I have been working on a code for my friend to pull information from website (financial). Putting code together was not an issue.

It is two phased approach:
1. It pulls portfolio information from listed mutual funds.
2. Then it scrapes individual share prices from the same site.

Site is: http://www.moneycontrol.com/

Question: The code works but it is slow. Painfully slow for phase 2 as there are hundreds of shares. Currently I am getting shares URL in phase 1 pull and then scraping using the same MSXML2.XMLHTTP60 object.

Obviously, I am having few own ideas to improve efficiency.
- Adding Dictionary to minimize scaping for shares by de-duplicating.
- Pulling complete dump and having a mapping table to map to the share values I get.

However, I'd like to know from experts to whether current code can be improved upon by using some other objects or methods?

Attachment:
In sheet 1 "MF-INDEX", you need to put Mutual Fund Name. I have kept one.
In sheet 2 output is taken from above mentioned site.

Thank you very much in advance for your ideas and inputs! If any clarification is required then let me know.
 

Attachments

  • Pull_Info.xlsm
    27.9 KB · Views: 18
What happens when you kick out this below portion from your script and run again. Doesn't it fetch you the accurate results along with performing a lot faster.
Code:
#If VBA7 Then
    Public Declare PtrSafe Sub Sleep Lib "kernel32" (ByVal dwMilliseconds As LongPtr) 'For 64 Bit Systems
#Else
    Public Declare Sub Sleep Lib "kernel32" (ByVal dwMilliseconds As Long) 'For 32 Bit Systems
#End If  

Do While objHTTP.readyState <> 4 ''this three liner loop is available in two places in your script: just shake it off
   Sleep 1000
Loop

So far my knowledge goes, there is no changes the above portion of code could bring about when they are bind with "Msxml2.xmlhttp" instead of "IE".
 
At a glance, you are writing result back to sheet for each loop iteration.

I'd probably build array in code and put it back to sheet in one shot.

As well, you are scraping using elements. Try string manipulation, it may end up being faster than .getElementbyXXX method.

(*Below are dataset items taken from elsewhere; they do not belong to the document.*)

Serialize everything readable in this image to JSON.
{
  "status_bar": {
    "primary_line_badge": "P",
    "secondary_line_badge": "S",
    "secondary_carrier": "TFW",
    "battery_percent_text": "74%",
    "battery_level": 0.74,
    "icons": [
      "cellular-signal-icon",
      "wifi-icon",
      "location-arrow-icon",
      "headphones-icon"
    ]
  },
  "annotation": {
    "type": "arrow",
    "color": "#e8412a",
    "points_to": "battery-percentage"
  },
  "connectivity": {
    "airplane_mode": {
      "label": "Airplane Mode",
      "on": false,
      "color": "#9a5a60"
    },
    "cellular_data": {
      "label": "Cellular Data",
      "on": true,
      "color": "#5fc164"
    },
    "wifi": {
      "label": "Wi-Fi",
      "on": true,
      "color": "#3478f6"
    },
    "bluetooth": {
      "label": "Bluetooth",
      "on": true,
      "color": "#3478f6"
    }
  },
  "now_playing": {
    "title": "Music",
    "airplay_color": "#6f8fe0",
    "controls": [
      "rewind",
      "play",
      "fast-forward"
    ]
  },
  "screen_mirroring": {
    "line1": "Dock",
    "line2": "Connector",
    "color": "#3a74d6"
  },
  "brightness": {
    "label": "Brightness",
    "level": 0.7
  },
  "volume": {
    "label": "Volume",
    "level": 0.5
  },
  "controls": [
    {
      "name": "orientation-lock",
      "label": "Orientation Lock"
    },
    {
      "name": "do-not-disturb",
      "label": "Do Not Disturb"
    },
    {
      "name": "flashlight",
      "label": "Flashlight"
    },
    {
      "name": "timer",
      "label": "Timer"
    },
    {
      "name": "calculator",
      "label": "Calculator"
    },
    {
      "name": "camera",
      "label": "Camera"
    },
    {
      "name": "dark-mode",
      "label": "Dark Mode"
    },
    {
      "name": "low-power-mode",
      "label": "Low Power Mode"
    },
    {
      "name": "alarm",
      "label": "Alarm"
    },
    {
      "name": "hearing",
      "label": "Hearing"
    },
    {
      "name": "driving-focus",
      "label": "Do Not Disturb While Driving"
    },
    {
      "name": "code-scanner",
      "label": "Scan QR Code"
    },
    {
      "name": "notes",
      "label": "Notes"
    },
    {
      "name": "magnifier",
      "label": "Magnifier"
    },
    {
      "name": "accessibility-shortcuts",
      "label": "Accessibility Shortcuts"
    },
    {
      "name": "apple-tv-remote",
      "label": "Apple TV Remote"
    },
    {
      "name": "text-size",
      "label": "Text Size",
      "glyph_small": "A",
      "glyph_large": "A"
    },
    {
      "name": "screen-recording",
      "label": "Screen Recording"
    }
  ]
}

Edit: Oh wait, just noticed second send. within loop. Looks like bottle neck is due to VBA limitation. Since code can only send one request at a time.

Though I'm not too familiar with it, python can accommodate for faster scraping via multithreaded processing.

Here's link to the subject.
https://medium.com/python-pandemoni...scraper-by-using-multiprocessing-f2f4ef838686
 
Last edited:
Hi !

I have not to much time but two points :

• Tools exist to use Python in Excel …

• If using requests is possible with your site,
you can multiprocess requests calling from VBA same VBScript
for each share as yet shown in this thread !
Not necessary to create the VBScript file via VBA but just calling it
as it can be created manually …
As not necessary the second part to count down requests,
it was just for the demonstration …
 
Thank you guys for your inputs. I will try to work on some of them during this week and let you know.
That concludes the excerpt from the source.